Monitoring Network Traffic with Nethogs
nethogs is a useful tool to monitor which processes on a machine are sending and receiving the most network traffic.
Simply run:
$ sudo nethogs
It provides a real-time display of network usage per process.
Analyzing a Network with Netstat
netstat is a classic tool to report network connections. To continuously report all active network connections, run:
$ netstat -c
This provides real-time updates on all active connections.
Monitoring Tools
Monitoring your VPS’s performance is critical for maintaining optimal uptime and spotting issues before they escalate. Two common tools for monitoring are top and iotop.
top shows an overview of system usage, processes, memory, and CPU.
iotop shows disk usage and helps identify which processes are hogging I/O resources.
Monitoring logs is key to keeping an eye on the health of your system. Introduce tools like journalctl for viewing systemd logs and logrotate for managing log file sizes.

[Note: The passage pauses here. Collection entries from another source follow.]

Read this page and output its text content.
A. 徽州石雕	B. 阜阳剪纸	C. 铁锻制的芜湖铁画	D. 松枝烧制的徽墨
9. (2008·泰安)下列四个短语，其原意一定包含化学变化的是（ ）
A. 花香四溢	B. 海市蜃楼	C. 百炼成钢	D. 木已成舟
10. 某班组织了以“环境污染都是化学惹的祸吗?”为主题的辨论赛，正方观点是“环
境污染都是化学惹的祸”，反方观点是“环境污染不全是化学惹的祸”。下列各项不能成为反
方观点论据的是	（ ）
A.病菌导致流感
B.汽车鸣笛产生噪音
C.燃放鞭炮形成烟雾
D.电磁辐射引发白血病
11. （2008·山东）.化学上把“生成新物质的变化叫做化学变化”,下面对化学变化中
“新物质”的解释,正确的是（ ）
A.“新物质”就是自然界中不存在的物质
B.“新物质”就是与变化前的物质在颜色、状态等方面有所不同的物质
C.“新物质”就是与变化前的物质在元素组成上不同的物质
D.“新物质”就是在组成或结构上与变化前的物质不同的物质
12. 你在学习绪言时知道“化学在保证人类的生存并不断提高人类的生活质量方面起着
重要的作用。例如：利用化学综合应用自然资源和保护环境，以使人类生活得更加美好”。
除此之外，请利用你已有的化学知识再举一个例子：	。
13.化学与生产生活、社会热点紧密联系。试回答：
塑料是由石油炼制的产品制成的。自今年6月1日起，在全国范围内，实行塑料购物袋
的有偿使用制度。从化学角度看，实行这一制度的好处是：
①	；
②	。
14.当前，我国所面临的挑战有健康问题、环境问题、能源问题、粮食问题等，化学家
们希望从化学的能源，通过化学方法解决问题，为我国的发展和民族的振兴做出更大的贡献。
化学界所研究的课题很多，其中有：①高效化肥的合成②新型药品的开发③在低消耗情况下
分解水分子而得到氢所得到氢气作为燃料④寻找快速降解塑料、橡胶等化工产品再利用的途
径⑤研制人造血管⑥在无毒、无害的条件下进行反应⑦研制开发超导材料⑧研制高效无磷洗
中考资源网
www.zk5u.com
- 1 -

There was a funny case at a McDonalds whereby a Drive Thru screen using Linux had an error because the logs overloaded the server… Log rotation is important.
View system logs using journalctl
journalctl -xe
Configure log rotation for managing log file size
sudo nano /etc/logrotate.conf
Hostname and Network Configurations
Setting the correct hostname and configuring network settings are essential for any VPS hosting. The hostname helps identify your machine in a network, and network configurations ensure reliable access to the server.
You can easily change the system’s hostname using hostnamectl or edit network settings through tools like nmtui, which provide a user-friendly interface for adjusting IP settings and connections.
Summary of Important IP Addresses
127.0.0.1 (Loopback Address): This is the “home” address for the current machine, used when the system needs to refer to itself.
192.168.x.x: This IP range is commonly used for devices on a local network (LAN) behind a router.
10.x.x.x: A private IP range used for local networks, often in larger organizations.
These addresses are not routable on the internet and are used exclusively within local networks.
Searching for Files
To find a file by name in the current directory (including subdirectories):
$ find . -name “nameoffile*”
The . indicates the current directory, and * is a wildcard that matches similar filenames.